Jacksonville property owners, who already pay a $35 per month charge on city utility bills to support fire protection and emergency medical services, may see a $20 fee for police protection.

A town hall meeting on the proposal will be held at 10 a.m. Saturday, March 31, at Jacksonville Elementary School.

The city’s Budget Committee recommended the charge to City Council in December. Council will listen to testimony and then deliberate in a regular session. They can enact a surcharge without a vote of citizens.

“My feeling is that the council will get going on this right away, but I don’t know. I’m going to remain neutral at this point,” said Mayor Paul Becker, who is allowed to vote on issues under the city charter.

Becker said it would be nice to retain police services at current levels if possible, or to even add an officer.

Police services historically have been paid for from the general fund, which is derived primarily from property tax revenues and other resources. Most of the property tax revenue in the general fund goes to police services, leaving little money available for other services such as street repair, historic preservation, parks and building Fire Department capital. This year tax revenue in the general fund is anticipated at $642,000.

Under the committee’s proposal, the $20 surcharge would raise about $300,000, which would be dedicated to a Police Protection Fund and meet 58 percent of Police Department needs. The remaining 42 percent would come from the general fund.

A $20 cap for a minimum of five years was recommended by the committee. City Council would need to pass an ordinance to enact the surcharge. As proposed, the measure would include a relief program for low-income households.
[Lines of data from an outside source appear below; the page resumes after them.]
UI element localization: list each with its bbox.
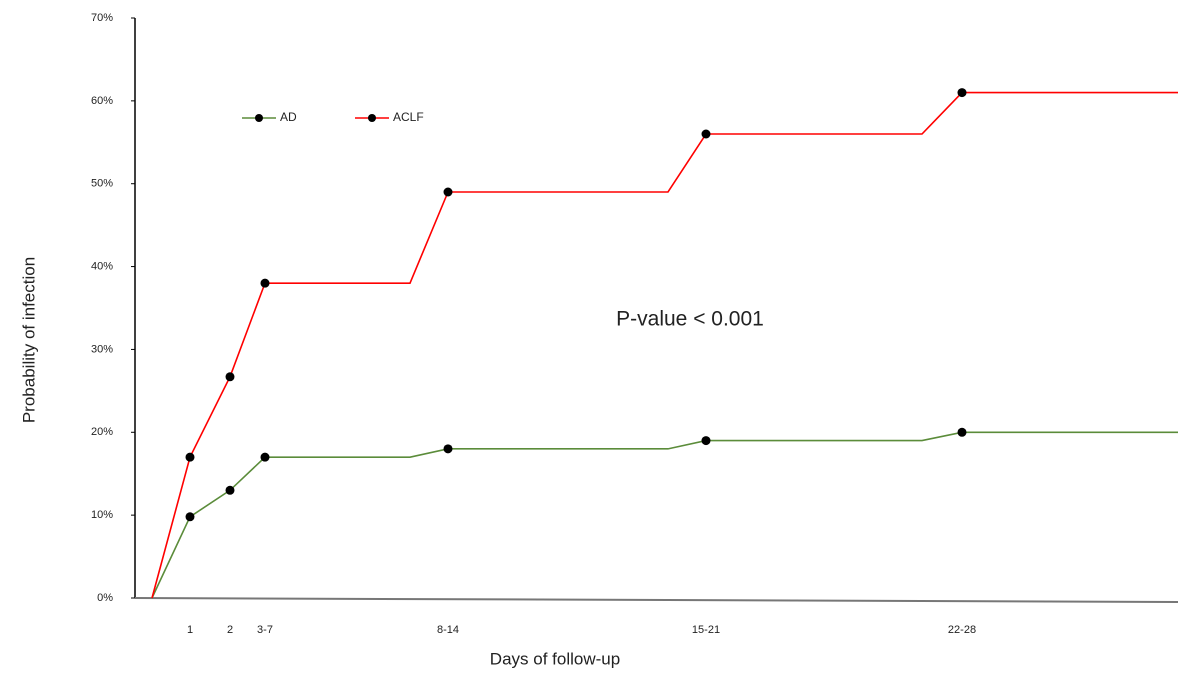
data-point	[260, 452, 270, 462]
y-tick-label: 40%	[91, 260, 113, 272]
data-point	[260, 278, 270, 288]
x-tick-label: 1	[187, 624, 193, 636]
x-tick-label: 8-14	[437, 624, 459, 636]
y-tick-label: 10%	[91, 509, 113, 521]
legend-marker	[368, 114, 376, 122]
y-tick-label: 30%	[91, 343, 113, 355]
x-axis-title: Days of follow-up	[490, 649, 620, 668]
x-tick-label: 22-28	[948, 624, 976, 636]
series-line	[151, 91, 1178, 599]
y-tick-label: 20%	[91, 426, 113, 438]
data-point	[443, 444, 453, 454]
data-point	[185, 452, 195, 462]
x-tick-label: 3-7	[257, 624, 273, 636]
data-point	[443, 187, 453, 197]
legend-marker	[255, 114, 263, 122]
legend-label: AD	[280, 110, 297, 124]
data-point	[701, 129, 711, 139]
data-point	[957, 88, 967, 98]
data-point	[225, 372, 235, 382]
data-point	[185, 512, 195, 522]
series-line	[151, 431, 1178, 599]
y-tick-label: 60%	[91, 95, 113, 107]
y-axis-title: Probability of infection	[19, 257, 38, 423]
y-tick-label: 50%	[91, 178, 113, 190]
data-point	[701, 436, 711, 446]
data-point	[957, 427, 967, 437]
y-tick-label: 0%	[97, 592, 113, 604]
y-tick-label: 70%	[91, 12, 113, 24]
x-tick-label: 15-21	[692, 624, 720, 636]
legend-label: ACLF	[393, 110, 424, 124]
x-axis	[134, 597, 1178, 603]
annotation: P-value < 0.001	[616, 308, 764, 331]
data-point	[225, 485, 235, 495]
x-tick-label: 2	[227, 624, 233, 636]
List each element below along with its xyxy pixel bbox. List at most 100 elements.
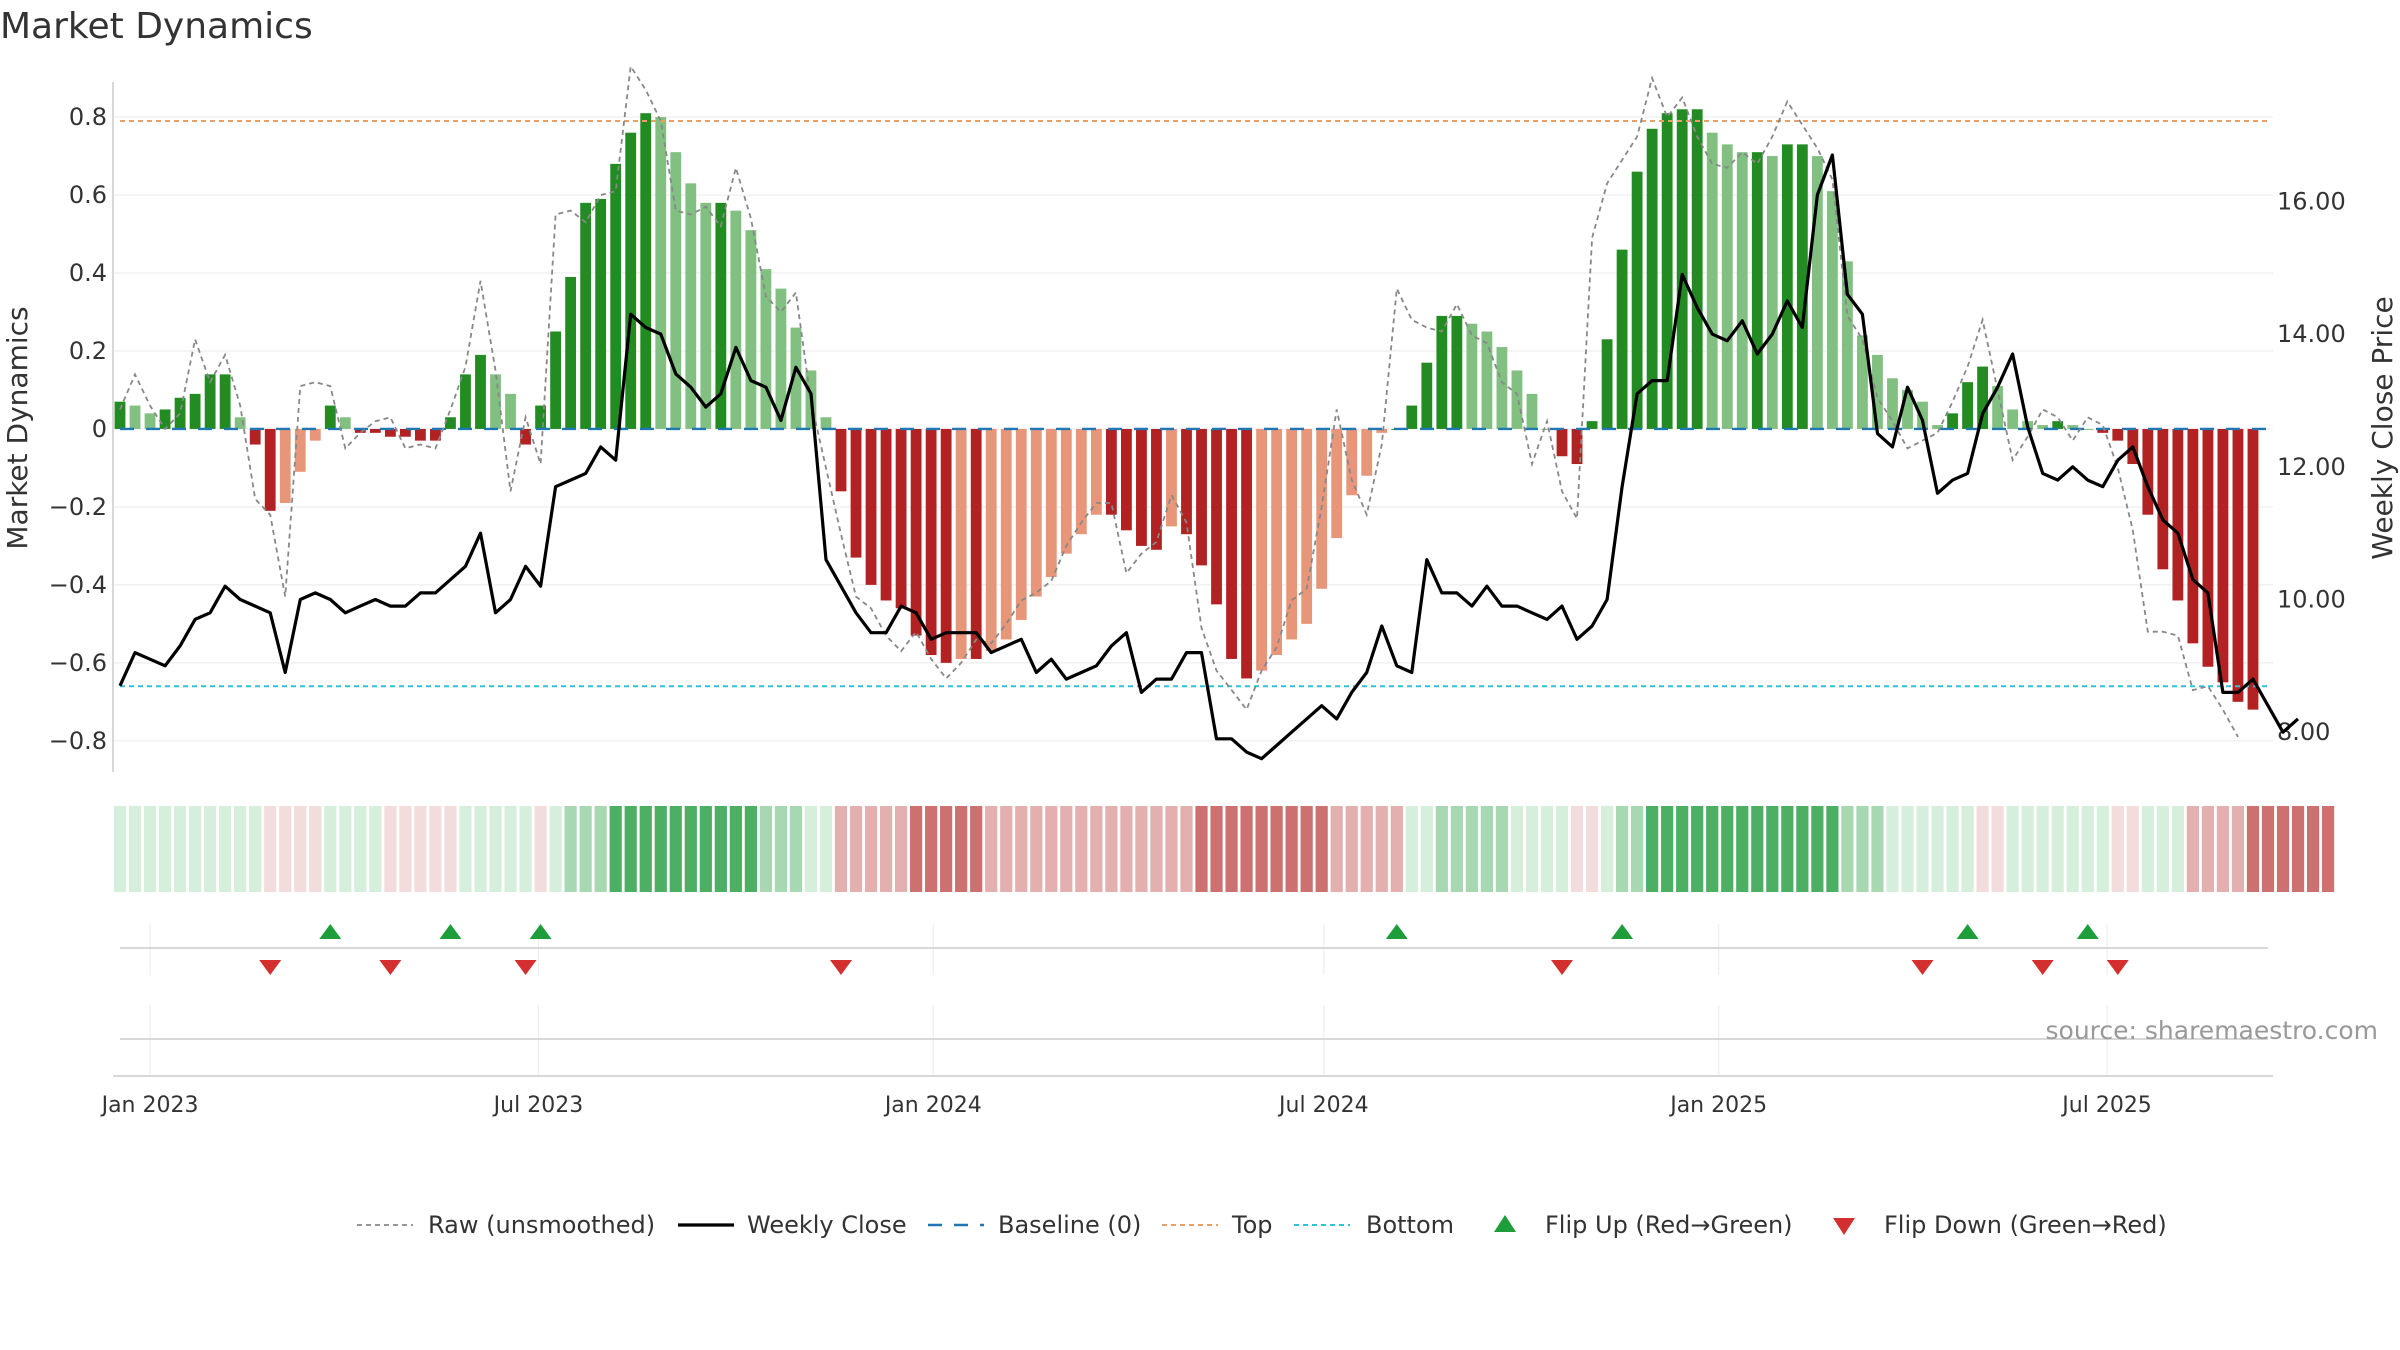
- flip-up-marker: [1956, 924, 1979, 939]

Budget Committee members considered a property tax levy to fund police services, with a projected rate of $1 per $1,000 of assessed property value. Voters would need to approve a levy, which could be enacted for a maximum of five years. The owner of a home assessed at $300,000 would pay $300 annually under such a levy.

Property taxes can be used as a deduction against taxable income, potentially reducing income tax payments. But those provisions do not apply to citizens who take the standard deduction on federal income taxes and do not itemize deductions. The new 2018 tax code is expected to increase the number of individuals using the standard deduction.

“People, of course, don’t like the idea of not taking it off their taxes. That was discussed really heavily,” said Budget Committee member Larry Smith. But uncertainty over the new tax laws played a role in the committee recommendations, he said.

“If it would have gone to the people and have them vote on it, the outcome would be uncertain,” said Smith. “It’s expeditious, but in defense of the City Council, a huge amount of thought and preparation went into this.”

Smith credited Councilor David Jesser for regularly updating the council and committee on future city financial needs over the last two years.

A total of $260,000 is budgeted for police salaries, not including benefits and retirement contributions, for the current fiscal year. Other major police expenses shown in the budget include $65,000 for 911 service, $20,000 for materials and supplies, $17,000 for fuel, $12,000 for overtime and $6,000 for incentive pay.